J Turner Whitted (Ph.D. 1978), from Pittsboro, North Carolina, has been named an IEEE Fellow, being recognized for contributions to computer graphics.
The IEEE Grade of Fellow is conferred by the IEEE Board of Directors upon a person with an outstanding record of accomplishments in any of the IEEE fields of interest. The total number selected in any one year cannot exceed one-tenth of one- percent of the total voting membership. IEEE Fellow is the highest grade of membership and is recognized by the technical community as a prestigious honor and an important career achievement.

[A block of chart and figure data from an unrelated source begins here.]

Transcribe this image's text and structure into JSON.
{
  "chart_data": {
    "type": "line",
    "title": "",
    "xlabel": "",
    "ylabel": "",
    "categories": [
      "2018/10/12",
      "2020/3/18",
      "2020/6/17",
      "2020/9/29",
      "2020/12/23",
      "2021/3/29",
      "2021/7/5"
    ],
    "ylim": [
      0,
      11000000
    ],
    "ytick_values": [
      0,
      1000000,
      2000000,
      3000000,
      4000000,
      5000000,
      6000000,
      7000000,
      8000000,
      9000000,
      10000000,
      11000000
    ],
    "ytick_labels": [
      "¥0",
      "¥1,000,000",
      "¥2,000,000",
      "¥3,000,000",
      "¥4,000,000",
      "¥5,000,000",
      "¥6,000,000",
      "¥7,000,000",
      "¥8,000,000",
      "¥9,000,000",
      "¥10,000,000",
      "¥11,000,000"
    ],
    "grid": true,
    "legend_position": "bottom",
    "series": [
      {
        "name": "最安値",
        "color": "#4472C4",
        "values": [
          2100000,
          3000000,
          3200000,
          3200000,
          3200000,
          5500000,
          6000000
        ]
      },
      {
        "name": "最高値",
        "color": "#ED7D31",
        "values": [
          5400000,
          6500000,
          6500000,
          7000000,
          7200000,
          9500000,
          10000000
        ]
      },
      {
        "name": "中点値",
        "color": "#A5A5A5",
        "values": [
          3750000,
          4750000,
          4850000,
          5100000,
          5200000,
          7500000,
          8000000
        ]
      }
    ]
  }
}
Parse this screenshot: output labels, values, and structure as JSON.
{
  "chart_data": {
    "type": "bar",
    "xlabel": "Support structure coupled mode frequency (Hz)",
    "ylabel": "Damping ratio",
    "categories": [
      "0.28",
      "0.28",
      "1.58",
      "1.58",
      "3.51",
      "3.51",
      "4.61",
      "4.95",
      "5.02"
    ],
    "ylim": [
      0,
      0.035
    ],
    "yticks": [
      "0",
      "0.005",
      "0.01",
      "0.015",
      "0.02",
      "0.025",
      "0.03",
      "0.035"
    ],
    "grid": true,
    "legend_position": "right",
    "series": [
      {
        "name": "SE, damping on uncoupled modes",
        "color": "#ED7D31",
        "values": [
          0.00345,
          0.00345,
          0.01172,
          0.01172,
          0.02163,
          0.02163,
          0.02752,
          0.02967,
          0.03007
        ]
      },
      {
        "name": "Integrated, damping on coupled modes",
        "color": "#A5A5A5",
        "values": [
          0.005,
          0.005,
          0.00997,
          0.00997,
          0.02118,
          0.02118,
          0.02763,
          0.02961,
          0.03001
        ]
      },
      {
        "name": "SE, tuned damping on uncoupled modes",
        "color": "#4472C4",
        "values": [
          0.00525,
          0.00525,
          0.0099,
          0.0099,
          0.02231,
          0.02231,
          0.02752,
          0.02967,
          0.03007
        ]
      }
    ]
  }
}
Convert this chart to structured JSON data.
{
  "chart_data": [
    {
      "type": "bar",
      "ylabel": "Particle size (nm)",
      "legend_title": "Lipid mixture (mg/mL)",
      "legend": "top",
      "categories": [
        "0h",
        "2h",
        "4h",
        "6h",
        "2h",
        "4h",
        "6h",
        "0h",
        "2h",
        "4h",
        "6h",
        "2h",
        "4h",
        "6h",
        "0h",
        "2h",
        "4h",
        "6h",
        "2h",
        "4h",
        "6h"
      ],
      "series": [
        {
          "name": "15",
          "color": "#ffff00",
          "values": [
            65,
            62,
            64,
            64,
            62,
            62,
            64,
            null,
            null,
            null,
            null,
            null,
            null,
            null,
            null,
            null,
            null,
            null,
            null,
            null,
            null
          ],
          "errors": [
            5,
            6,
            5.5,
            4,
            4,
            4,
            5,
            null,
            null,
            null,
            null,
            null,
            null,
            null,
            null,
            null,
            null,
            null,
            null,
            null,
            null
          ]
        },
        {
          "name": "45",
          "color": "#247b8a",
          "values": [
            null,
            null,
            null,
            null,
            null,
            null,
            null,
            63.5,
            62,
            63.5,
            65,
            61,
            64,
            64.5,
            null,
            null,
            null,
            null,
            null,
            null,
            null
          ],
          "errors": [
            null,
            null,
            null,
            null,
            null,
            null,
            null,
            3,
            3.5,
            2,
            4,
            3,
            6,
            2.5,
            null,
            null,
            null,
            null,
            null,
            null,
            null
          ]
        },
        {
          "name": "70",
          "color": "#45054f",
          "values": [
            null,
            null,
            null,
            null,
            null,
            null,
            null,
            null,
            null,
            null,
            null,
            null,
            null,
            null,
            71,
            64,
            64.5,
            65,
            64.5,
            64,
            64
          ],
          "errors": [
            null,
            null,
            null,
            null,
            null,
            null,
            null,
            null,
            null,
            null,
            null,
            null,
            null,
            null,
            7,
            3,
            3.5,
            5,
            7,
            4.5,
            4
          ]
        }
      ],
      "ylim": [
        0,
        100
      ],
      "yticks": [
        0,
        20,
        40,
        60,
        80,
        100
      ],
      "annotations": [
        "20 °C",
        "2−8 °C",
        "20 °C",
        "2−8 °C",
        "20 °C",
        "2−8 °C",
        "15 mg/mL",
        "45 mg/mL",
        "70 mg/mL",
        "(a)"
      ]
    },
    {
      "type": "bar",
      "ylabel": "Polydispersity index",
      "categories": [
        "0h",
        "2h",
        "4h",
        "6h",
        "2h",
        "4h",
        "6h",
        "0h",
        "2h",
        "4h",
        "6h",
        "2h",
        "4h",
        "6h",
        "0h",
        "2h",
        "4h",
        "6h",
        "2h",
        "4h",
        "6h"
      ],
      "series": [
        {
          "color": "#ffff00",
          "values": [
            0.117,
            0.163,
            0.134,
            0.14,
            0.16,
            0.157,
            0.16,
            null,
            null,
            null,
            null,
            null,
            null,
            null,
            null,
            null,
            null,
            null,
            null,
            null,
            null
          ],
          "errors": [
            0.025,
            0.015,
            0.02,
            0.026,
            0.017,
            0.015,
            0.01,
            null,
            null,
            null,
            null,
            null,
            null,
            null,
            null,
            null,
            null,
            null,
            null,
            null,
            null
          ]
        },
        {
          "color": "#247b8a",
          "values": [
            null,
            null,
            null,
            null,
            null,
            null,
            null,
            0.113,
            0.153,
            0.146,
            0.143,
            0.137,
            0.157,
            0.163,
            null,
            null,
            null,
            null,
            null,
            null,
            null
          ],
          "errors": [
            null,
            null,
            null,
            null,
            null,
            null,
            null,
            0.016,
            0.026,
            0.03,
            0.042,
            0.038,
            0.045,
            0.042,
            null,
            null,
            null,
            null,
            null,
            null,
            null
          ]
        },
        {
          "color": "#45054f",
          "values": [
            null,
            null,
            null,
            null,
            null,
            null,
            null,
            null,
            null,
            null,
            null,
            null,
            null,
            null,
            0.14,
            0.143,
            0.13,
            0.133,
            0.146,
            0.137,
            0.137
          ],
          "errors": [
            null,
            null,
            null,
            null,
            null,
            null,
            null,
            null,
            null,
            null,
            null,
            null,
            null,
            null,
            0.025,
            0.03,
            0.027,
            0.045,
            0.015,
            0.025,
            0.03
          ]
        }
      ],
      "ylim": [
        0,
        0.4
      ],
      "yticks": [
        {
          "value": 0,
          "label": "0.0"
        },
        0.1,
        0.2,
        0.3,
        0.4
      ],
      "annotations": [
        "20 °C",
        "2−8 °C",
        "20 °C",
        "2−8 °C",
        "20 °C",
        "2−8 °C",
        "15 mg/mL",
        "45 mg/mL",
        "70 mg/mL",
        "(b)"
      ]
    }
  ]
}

Whitted joined NVIDIA in 2014 after 15 years at Microsoft Research where he founded the hardware devices group and managed the graphics group along with a variety of other groups devoted to HCI. He was a co-inventor of the signal processing algorithm for ClearTypeTM. He co-founded Numerical Design Limited in 1983 and served as president and technical director until 1996. Earlier, as a member of the technical staff at Bell Laboratories, he introduced recursive ray tracing as an implementation of global illumination. In his early career he designed digital test equipment, antenna measurement systems, and components of a sonar signal processor.
He earned BSE and MS degrees from Duke University and a PhD from North Carolina State University, all in electrical engineering. He is an adjunct research professor of Computer Science at the University of North Carolina and adjunct professor of Electrical and Computer Engineering at North Carolina State University. In the past he has served on the editorial boards of IEEE Computer Graphics and Applications and ACM Transactions on Graphics, was papers chair for SIGGRAPH 97, and served on the SIGGRAPH executive committee. In 2005 he was named a Distinguished Engineering Alumnus by North Carolina State University and in 2013 received ACM SIGGRAPH’s Steven A. Coons Lifetime Achievement Award. He is an ACM Fellow and a member of the National Academy of Engineering.
Whitted was inducted into the ECE Hall of Fame in 2015 and was named a Distinguished Engineering Alumnus by the College of Engineering in 2005.